Vivemos numa sociedade em que a solidão se tornou numa das feridas mais dolorosas. A competição e a rivalidade que impregnam as nossas vidas, desde o nascimento, criaram em nós uma percepção muito acentuada do nosso isolamento. Esta percepção deixou, por sua vez, muitas pessoas com uma ansiedade exacerbada e um desejo imenso de experimentar a unidade e a comunhão. Levou também as pessoas a inquirir de novo como é que o amor, a amizade e a irmandade as pode libertar do isolamento e proporcionar-lhes um sentido de intimidade e de pertença. Tudo à nossa volta nos fala de como os habitantes do mundo ocidental tentam escapar a essa solidão. A psicoterapia, os diversos institutos que proporcionam experiências de grupo com técnicas de comunicação verbais e não-verbais, cursos de Verão e conferências patrocinadas por intelectuais, educadores e «curiosos» onde as pessoas podem partilhar problemas comuns, inúmeras experiências que procuram criar liturgias íntimas, onde a paz não é apenas anunciada mas também sentida - estes fenómenos populares, que despontam de modo crescente, são todos sinais de uma tentativa dolorosa de derrubar os muros paralisantes da solidão.
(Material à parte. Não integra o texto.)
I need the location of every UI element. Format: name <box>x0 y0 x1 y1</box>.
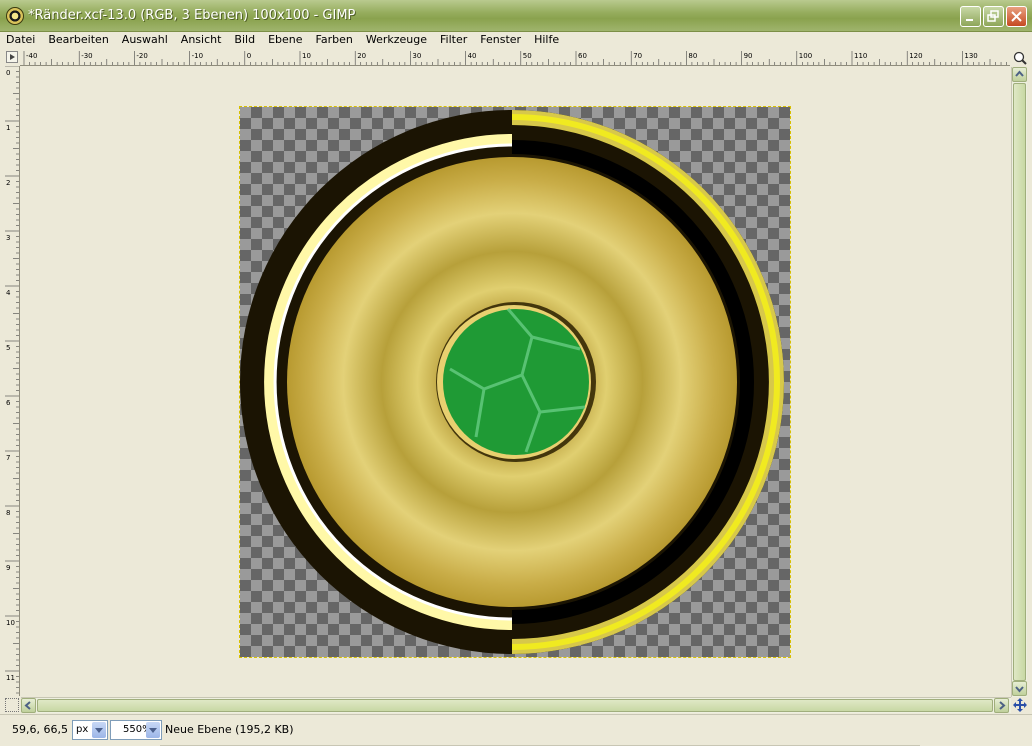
ruler-label: 5 <box>6 344 10 352</box>
vertical-scroll-thumb[interactable] <box>1013 83 1026 681</box>
vertical-ruler[interactable]: 0 1 2 3 4 5 6 7 8 9 10 11 <box>4 66 20 696</box>
gimp-image-window: *Ränder.xcf-13.0 (RGB, 3 Ebenen) 100x100… <box>0 0 1032 746</box>
scroll-left-button[interactable] <box>21 698 36 713</box>
menu-fenster[interactable]: Fenster <box>480 32 521 48</box>
menu-farben[interactable]: Farben <box>316 32 353 48</box>
layer-info: Neue Ebene (195,2 KB) <box>165 723 294 736</box>
unit-selector[interactable]: px <box>72 720 108 740</box>
ruler-label: 20 <box>357 52 366 60</box>
ruler-label: 70 <box>633 52 642 60</box>
image-layer[interactable] <box>239 106 791 658</box>
ruler-label: 2 <box>6 179 10 187</box>
image-canvas[interactable] <box>21 67 1011 697</box>
scroll-up-button[interactable] <box>1012 67 1027 82</box>
ruler-label: -20 <box>136 52 147 60</box>
chevron-down-icon <box>146 722 160 738</box>
quick-mask-icon[interactable] <box>5 698 19 712</box>
ruler-label: 10 <box>302 52 311 60</box>
ruler-label: 50 <box>523 52 532 60</box>
ruler-label: 130 <box>964 52 977 60</box>
zoom-selector[interactable]: 550% <box>110 720 162 740</box>
zoom-icon[interactable] <box>1012 50 1028 66</box>
vertical-scrollbar[interactable] <box>1011 67 1027 697</box>
menu-bar: Datei Bearbeiten Auswahl Ansicht Bild Ebene Fa… <box>0 32 1032 48</box>
menu-auswahl[interactable]: Auswahl <box>122 32 168 48</box>
ruler-label: 60 <box>578 52 587 60</box>
title-bar[interactable]: *Ränder.xcf-13.0 (RGB, 3 Ebenen) 100x100… <box>0 0 1032 32</box>
window-title: *Ränder.xcf-13.0 (RGB, 3 Ebenen) 100x100… <box>28 8 356 23</box>
ruler-label: -40 <box>26 52 37 60</box>
ruler-label: 80 <box>688 52 697 60</box>
horizontal-scrollbar[interactable] <box>21 697 1011 713</box>
ruler-label: -10 <box>192 52 203 60</box>
ruler-label: 4 <box>6 289 11 297</box>
menu-werkzeuge[interactable]: Werkzeuge <box>366 32 427 48</box>
ruler-label: 7 <box>6 454 10 462</box>
ruler-label: 3 <box>6 234 10 242</box>
ruler-label: 9 <box>6 564 10 572</box>
pointer-coordinates: 59,6, 66,5 <box>12 723 68 736</box>
status-bar: 59,6, 66,5 px 550% Neue Ebene (195,2 KB) <box>0 714 1032 746</box>
ruler-label: 0 <box>247 52 251 60</box>
menu-datei[interactable]: Datei <box>6 32 35 48</box>
menu-bild[interactable]: Bild <box>234 32 255 48</box>
horizontal-ruler[interactable]: -40 -30 -20 -10 0 10 20 30 40 50 60 70 80 90 100 110 120… <box>20 50 1010 66</box>
menu-hilfe[interactable]: Hilfe <box>534 32 559 48</box>
scroll-down-button[interactable] <box>1012 681 1027 696</box>
ruler-label: 110 <box>854 52 867 60</box>
menu-ebene[interactable]: Ebene <box>268 32 302 48</box>
ruler-label: 10 <box>6 619 15 627</box>
ruler-label: 100 <box>799 52 812 60</box>
chevron-down-icon <box>92 722 106 738</box>
scroll-right-button[interactable] <box>994 698 1009 713</box>
restore-button[interactable] <box>983 6 1004 27</box>
menu-bearbeiten[interactable]: Bearbeiten <box>48 32 108 48</box>
unit-value: px <box>76 724 89 735</box>
ruler-label: 8 <box>6 509 10 517</box>
horizontal-scroll-thumb[interactable] <box>37 699 993 712</box>
close-button[interactable] <box>1006 6 1027 27</box>
ruler-label: 40 <box>468 52 477 60</box>
ruler-label: 0 <box>6 69 10 77</box>
menu-arrow-button[interactable] <box>6 51 18 63</box>
ruler-label: 120 <box>909 52 922 60</box>
ruler-label: 30 <box>412 52 421 60</box>
ruler-label: -30 <box>81 52 92 60</box>
ruler-label: 11 <box>6 674 15 682</box>
menu-filter[interactable]: Filter <box>440 32 467 48</box>
ruler-label: 90 <box>744 52 753 60</box>
ruler-label: 1 <box>6 124 10 132</box>
menu-ansicht[interactable]: Ansicht <box>181 32 222 48</box>
minimize-button[interactable] <box>960 6 981 27</box>
gimp-icon <box>6 7 24 25</box>
navigate-icon[interactable] <box>1012 697 1028 713</box>
ruler-label: 6 <box>6 399 11 407</box>
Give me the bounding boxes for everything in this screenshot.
Mas quanto mais penso na solidão mais me convenço que o ferimento da solidão é como o Grand Canyon - uma incisão profunda na superfície da nossa existência, que se tornou numa fonte inesgotável de beleza e de autocompreensão.
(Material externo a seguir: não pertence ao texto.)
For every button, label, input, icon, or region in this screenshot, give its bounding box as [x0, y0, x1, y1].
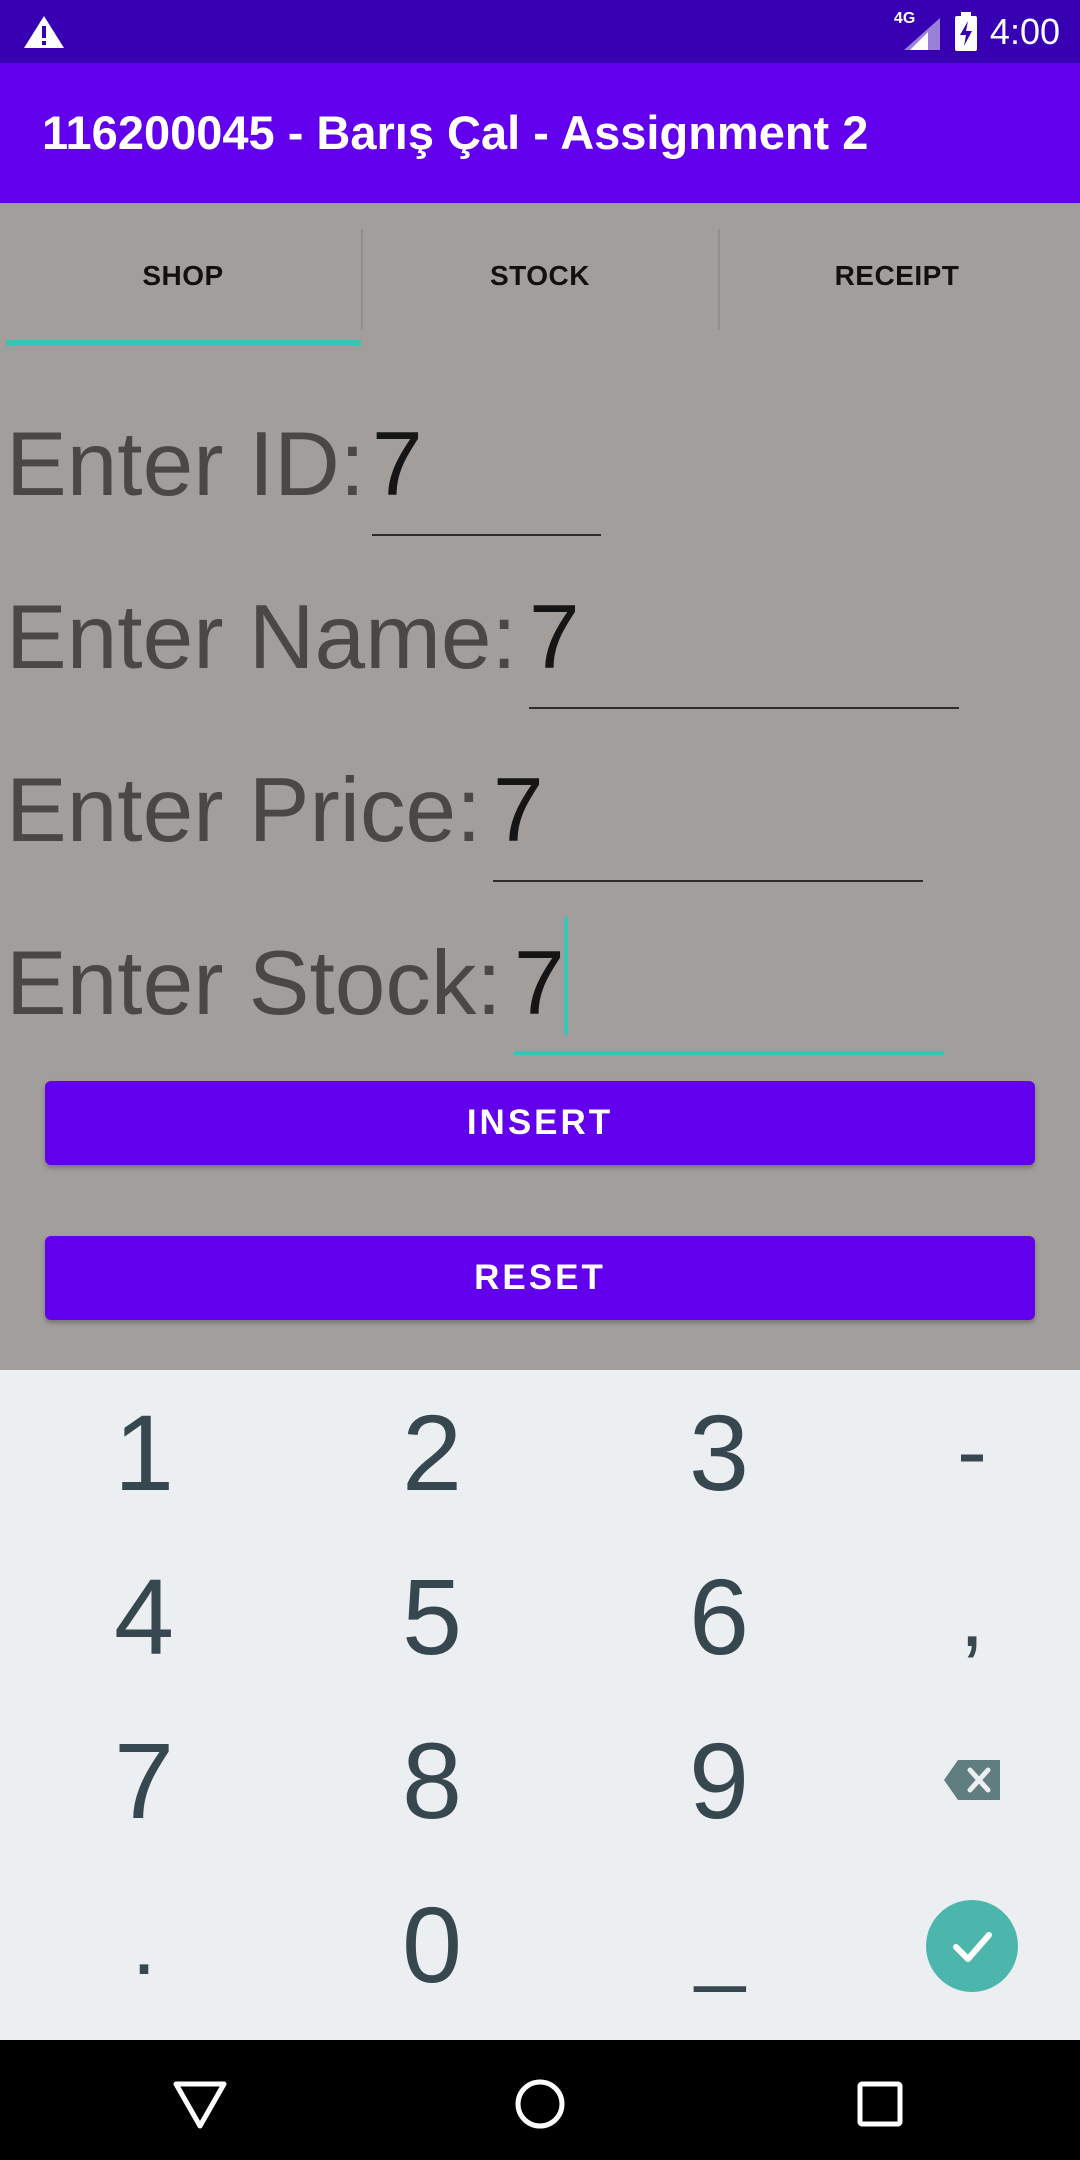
recents-icon[interactable]	[852, 2076, 908, 2132]
key-dot[interactable]: .	[74, 1864, 214, 2024]
key-1[interactable]: 1	[44, 1372, 244, 1532]
tab-stock[interactable]: STOCK	[360, 203, 720, 349]
stock-underline	[514, 1051, 944, 1055]
id-label: Enter ID:	[6, 414, 366, 515]
price-label: Enter Price:	[6, 760, 482, 861]
key-5[interactable]: 5	[332, 1536, 532, 1696]
backspace-key[interactable]	[902, 1700, 1042, 1860]
key-minus[interactable]: -	[902, 1372, 1042, 1532]
price-value: 7	[493, 760, 544, 861]
name-label: Enter Name:	[6, 587, 517, 688]
key-2[interactable]: 2	[332, 1372, 532, 1532]
insert-button[interactable]: INSERT	[45, 1081, 1035, 1165]
key-space[interactable]: _	[650, 1864, 790, 2024]
stock-value: 7	[514, 933, 565, 1034]
tab-indicator	[6, 340, 361, 346]
key-6[interactable]: 6	[619, 1536, 819, 1696]
id-field[interactable]: 7	[372, 410, 601, 536]
text-caret	[564, 917, 568, 1035]
backspace-icon	[944, 1760, 1000, 1800]
name-value: 7	[529, 587, 580, 688]
app-bar: 116200045 - Barış Çal - Assignment 2	[0, 63, 1080, 203]
signal-icon: 4G	[894, 10, 942, 52]
stock-field[interactable]: 7	[514, 917, 944, 1055]
battery-charging-icon	[954, 11, 977, 51]
id-value: 7	[372, 414, 423, 515]
tab-shop[interactable]: SHOP	[3, 203, 363, 349]
status-bar: 4G 4:00	[0, 0, 1080, 63]
warning-icon	[24, 16, 64, 48]
name-underline	[529, 707, 959, 709]
tab-bar: SHOP STOCK RECEIPT	[0, 203, 1080, 349]
price-field[interactable]: 7	[493, 756, 923, 882]
back-icon[interactable]	[172, 2076, 228, 2132]
key-8[interactable]: 8	[332, 1700, 532, 1860]
name-field[interactable]: 7	[529, 583, 959, 709]
stock-label: Enter Stock:	[6, 933, 502, 1034]
home-icon[interactable]	[512, 2076, 568, 2132]
status-time: 4:00	[989, 10, 1060, 52]
navigation-bar	[0, 2040, 1080, 2160]
id-underline	[372, 534, 601, 536]
key-9[interactable]: 9	[619, 1700, 819, 1860]
status-right: 4G 4:00	[894, 0, 1060, 63]
app-title: 116200045 - Barış Çal - Assignment 2	[42, 106, 869, 159]
key-4[interactable]: 4	[44, 1536, 244, 1696]
key-3[interactable]: 3	[619, 1372, 819, 1532]
key-comma[interactable]: ,	[902, 1536, 1042, 1696]
key-0[interactable]: 0	[332, 1864, 532, 2024]
check-icon	[953, 1932, 992, 1962]
reset-button[interactable]: RESET	[45, 1236, 1035, 1320]
key-7[interactable]: 7	[44, 1700, 244, 1860]
price-underline	[493, 880, 923, 882]
enter-key[interactable]	[926, 1900, 1018, 1992]
tab-receipt[interactable]: RECEIPT	[717, 203, 1077, 349]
Por conseguinte, gostaria de proclamar, com clareza e de modo audível, o que pode parecer impopular e talvez até perturbador: o modo de vida cristão não afasta de nós a solidão; protege-a, acarinha-a como um dom precioso. Por vezes parece que fazemos o possível e o impossível para evitar um confronto doloroso com a nossa solidão humana fundamental, e permitimos a nós próprios enredarmo-nos com falsos deuses que prometem satisfação imediata e alívio rápido. Mas talvez a percepção penosa da nossa solidão seja um convite a transcender as nossas limitações e a olhar para além dos limites da nossa existência. A percepção da solidão pode ser um dom que devemos proteger e guardar, porque a nossa solidão nos revela um vazio interior que pode ser destrutivo quando mal compreendido, mas repleto de promessas para quem for capaz de tolerar a sua suave dor.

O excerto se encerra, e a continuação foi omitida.